I found the Singer castle, built by the founder of the sewing machine company, a bit more tolerable. It stayed in the family for a long time. Eventually it was sold to a quasi-military outfit and then to a series of religious organizations for the sole reason (according to the guide) of getting back at the state of New York for the property taxes the Singer family paid over the years. The military and religious operations were tax-free enterprises. Rich people and tax evasion. Who would have imagined that? Now it is owned by a European entrepreneur. You can rent the top floor for a night. Dinner and breakfast are included, so you get some servants to enhance the experience. Don't know what it costs; there's no price on their website so I assume if you have to ask, you can't afford it.
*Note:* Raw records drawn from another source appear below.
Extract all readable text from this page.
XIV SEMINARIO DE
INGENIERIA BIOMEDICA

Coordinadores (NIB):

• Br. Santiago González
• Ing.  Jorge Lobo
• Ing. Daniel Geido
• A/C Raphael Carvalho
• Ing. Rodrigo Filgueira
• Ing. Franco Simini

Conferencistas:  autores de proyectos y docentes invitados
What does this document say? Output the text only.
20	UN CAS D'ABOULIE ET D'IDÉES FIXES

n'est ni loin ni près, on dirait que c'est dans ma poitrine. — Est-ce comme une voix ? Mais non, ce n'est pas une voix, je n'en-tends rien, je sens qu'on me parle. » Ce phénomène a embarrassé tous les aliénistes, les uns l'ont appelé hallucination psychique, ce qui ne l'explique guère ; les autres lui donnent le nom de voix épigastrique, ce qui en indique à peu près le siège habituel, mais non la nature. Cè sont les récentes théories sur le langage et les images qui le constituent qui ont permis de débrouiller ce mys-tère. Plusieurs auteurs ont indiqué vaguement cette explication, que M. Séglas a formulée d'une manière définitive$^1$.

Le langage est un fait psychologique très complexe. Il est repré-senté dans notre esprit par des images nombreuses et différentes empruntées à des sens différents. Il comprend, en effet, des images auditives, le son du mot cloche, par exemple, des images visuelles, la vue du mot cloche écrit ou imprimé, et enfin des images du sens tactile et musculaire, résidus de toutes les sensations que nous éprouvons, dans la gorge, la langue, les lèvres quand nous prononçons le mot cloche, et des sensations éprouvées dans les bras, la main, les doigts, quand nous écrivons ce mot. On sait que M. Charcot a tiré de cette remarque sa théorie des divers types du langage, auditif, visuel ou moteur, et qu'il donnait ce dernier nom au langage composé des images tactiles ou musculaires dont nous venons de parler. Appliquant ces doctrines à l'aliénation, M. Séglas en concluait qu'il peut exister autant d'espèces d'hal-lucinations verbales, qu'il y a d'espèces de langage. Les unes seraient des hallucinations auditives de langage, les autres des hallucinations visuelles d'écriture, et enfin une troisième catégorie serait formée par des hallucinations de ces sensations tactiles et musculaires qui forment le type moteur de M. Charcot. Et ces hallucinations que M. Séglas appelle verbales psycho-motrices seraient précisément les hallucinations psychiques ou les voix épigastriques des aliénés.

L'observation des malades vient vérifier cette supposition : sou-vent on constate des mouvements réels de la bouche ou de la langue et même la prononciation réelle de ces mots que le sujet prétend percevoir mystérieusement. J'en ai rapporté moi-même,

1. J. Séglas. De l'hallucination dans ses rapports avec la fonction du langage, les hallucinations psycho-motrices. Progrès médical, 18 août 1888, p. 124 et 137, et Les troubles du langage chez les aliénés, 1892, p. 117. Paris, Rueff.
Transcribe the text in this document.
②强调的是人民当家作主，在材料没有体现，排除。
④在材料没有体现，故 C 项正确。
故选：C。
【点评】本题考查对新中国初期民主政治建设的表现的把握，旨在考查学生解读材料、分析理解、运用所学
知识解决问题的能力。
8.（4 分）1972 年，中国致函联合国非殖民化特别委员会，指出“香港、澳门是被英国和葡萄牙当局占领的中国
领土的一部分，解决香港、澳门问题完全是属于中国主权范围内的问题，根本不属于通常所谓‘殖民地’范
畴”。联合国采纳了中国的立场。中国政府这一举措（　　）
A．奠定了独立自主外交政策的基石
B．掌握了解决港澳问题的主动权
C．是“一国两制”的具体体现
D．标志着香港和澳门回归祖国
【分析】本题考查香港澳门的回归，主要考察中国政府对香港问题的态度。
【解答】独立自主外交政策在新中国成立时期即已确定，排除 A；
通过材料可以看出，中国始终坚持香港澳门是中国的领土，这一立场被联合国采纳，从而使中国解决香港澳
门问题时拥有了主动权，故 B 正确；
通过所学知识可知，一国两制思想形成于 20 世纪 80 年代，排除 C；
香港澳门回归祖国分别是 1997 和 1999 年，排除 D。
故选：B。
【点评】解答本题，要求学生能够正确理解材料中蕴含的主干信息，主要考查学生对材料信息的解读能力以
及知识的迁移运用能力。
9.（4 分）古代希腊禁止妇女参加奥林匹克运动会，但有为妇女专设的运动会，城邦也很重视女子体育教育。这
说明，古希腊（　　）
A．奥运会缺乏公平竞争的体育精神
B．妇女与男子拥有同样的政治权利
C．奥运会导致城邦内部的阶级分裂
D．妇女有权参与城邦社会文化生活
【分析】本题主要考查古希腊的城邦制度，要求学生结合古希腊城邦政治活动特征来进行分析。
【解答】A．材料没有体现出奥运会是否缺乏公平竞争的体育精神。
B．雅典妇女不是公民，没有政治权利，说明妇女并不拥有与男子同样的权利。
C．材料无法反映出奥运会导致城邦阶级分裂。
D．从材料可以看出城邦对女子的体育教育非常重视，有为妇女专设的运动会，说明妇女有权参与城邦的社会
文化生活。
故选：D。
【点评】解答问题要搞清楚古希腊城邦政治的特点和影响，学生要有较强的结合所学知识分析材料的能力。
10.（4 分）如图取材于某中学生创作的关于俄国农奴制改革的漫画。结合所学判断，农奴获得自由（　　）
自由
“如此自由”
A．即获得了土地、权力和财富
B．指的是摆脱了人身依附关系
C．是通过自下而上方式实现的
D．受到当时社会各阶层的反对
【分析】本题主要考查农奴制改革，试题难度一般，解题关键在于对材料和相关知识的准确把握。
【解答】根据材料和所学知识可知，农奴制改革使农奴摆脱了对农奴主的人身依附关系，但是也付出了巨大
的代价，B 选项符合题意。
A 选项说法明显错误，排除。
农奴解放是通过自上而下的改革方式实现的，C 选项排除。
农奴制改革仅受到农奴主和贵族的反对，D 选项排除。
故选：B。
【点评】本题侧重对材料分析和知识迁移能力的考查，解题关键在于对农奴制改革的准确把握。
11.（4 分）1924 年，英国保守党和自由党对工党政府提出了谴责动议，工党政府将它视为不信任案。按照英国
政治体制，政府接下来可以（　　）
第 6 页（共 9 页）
But I'll bet the bill includes taxes...
We are currently anchored up behind an island across the river from the Singer Castle. There is some weather moving in. We would like to find a dock to tie up to to ride it out, but hours of searching have yet to turn up an available spot anywhere within a long day's travel. We could make Kingston to check into Canada, but there appear to be no slips available on that side of the border either. So we will be leaving at first light to get First Light back to the anchorage where we were last night. It is likely we will not quite beat the weather, but we should be settled in before the worst of it arrives. After it clears, we will head toward and clear customs. From here on in every mile is a mile closer to home. But it is still all new territory for us and, so far, most of that territory has been spectacular.